Bir gün, o zamanlar Hürriyet gazetesinin genel yayın yönetmeni olan Ertuğrul Özkök ile bu konuyu konuşuyordum. “Biz başkalarının özel haberlerini görmeyiz. Bu şekilde haberi öldürürüz” dedi.
Ağzım hayretten açık kaldı. Batı’da olsa herkes haberin üstüne atlar, her gazete diğerinin önüne geçmeye çalışırdı. Bu şekilde olay yargının ve yöneticilerin görmezlikten gelemeyeceği kadar büyütülürdü.
Daha sonra Sayıştay İzmit soygunu konusunu araştırdı ve yazdıklarımın hepsini doğruladı. Suçlular mahkum oldular. Ama dava bir üst mahkemeye gitti ve oradan, Sayıştay raporuna rağmen, beraat kararı çıktı.
Eğer herkes haberi görmüş olsaydı, bu rezillik olamazdı.
Türkiye’de medya eleştirdiği birçok kurumdan geridir. Ve talep ettiği özgürlüğü ve serbest inisiyatifi kendi çalışanlarına sağlamaz.
Daha sonra yazdığım yolsuzluk haberleri de aynı akıbete uğradı. Formula 1 skandalı, Siemens rüşvet olayı, Bayındırlık Bakanlığı’ndaki sistematik ihale soygunu, ilaç şirketleri ile psikiyatristler arasındaki çirkin ilişki ve daha birçok haber cılız bir okçunun yayından çıkan ok gibi ayaklarımın dibine düştü.
Salı ve perşembe günleri bu sayfalarda çıkan KKTC-TC su anlaşması ve elektrik projesi bunun en son örnekleridir.
Ama umurumda değil. İyi haber yap, denize at.
Türk basınının sınıfta kaldığı tek konu araştırmacı gazetecilik değildir. Medya; psikiyatristlerin elinde helak olan çocukların ve ruh hastalarının, gerizekalı muamelesi gören otistik çocukların, ırzına geçilen doğanın, Türkiye’nin geri kalmışlığını teminat altına almaya çalışan eğitim sisteminin ve daha birçok sorunu görmekten acizdir.

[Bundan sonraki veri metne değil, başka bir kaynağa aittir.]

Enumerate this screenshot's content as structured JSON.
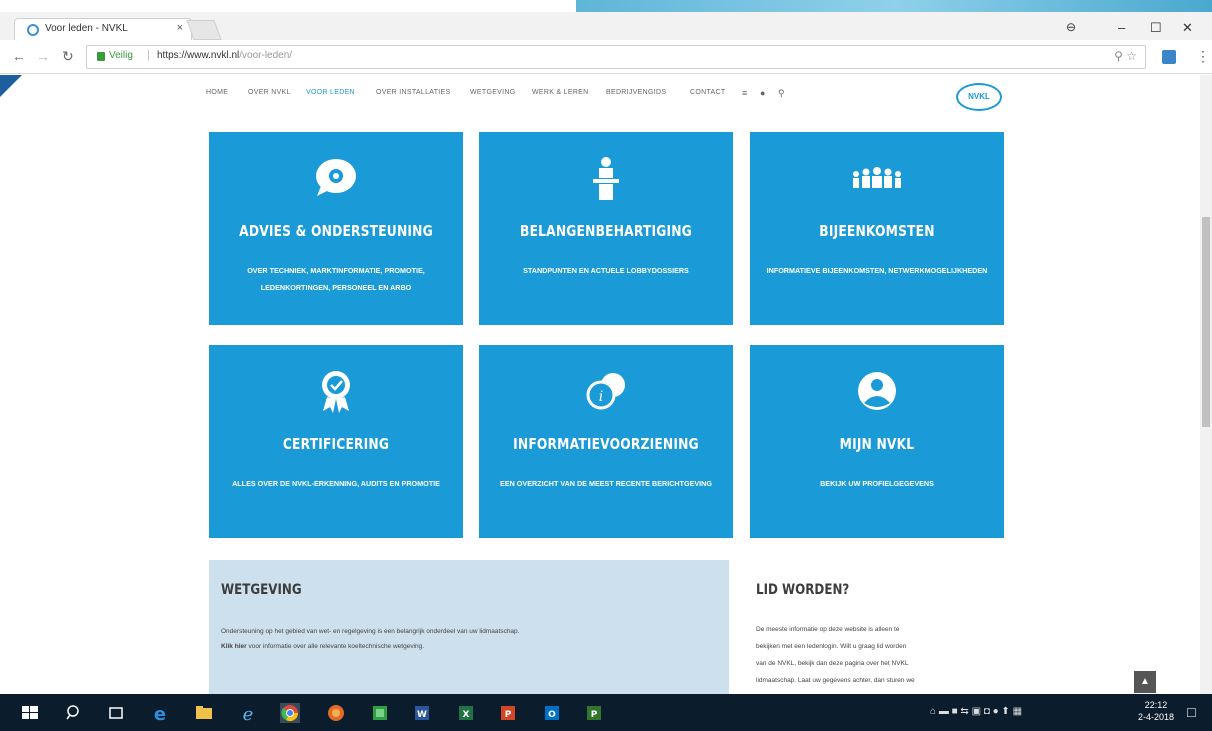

Birkaç istisna hariç, Türk basını hep suyun sathında yüzen derinlere inmeye gücü ve cesareti olmayan bir dalgıca benzer.
İhtisasa önem vermez. Katmanları sığdır: Politika, ekonomi, spor ve magazin dışındaki sayısız konuya miyoptur.
Basında büyük ağırlığa sahip olan köşe yazarlarının, birkaçı dışında, bir siyasi partisi desteklemek veya kösteklemek dışında başka işleri yoktur. Çok sıkıcı bir hayatları olmalı.
Türkiye’de medya eleştirdiği birçok kurumdan geridir. Ve talep ettiği özgürlüğü ve serbest inisiyatifi kendi çalışanlarına sağlamaz.
*
Medya hür değil diye ağlaşıp duruyorlar.
Bu medya hür olsa ne olur, olmasa ne olur?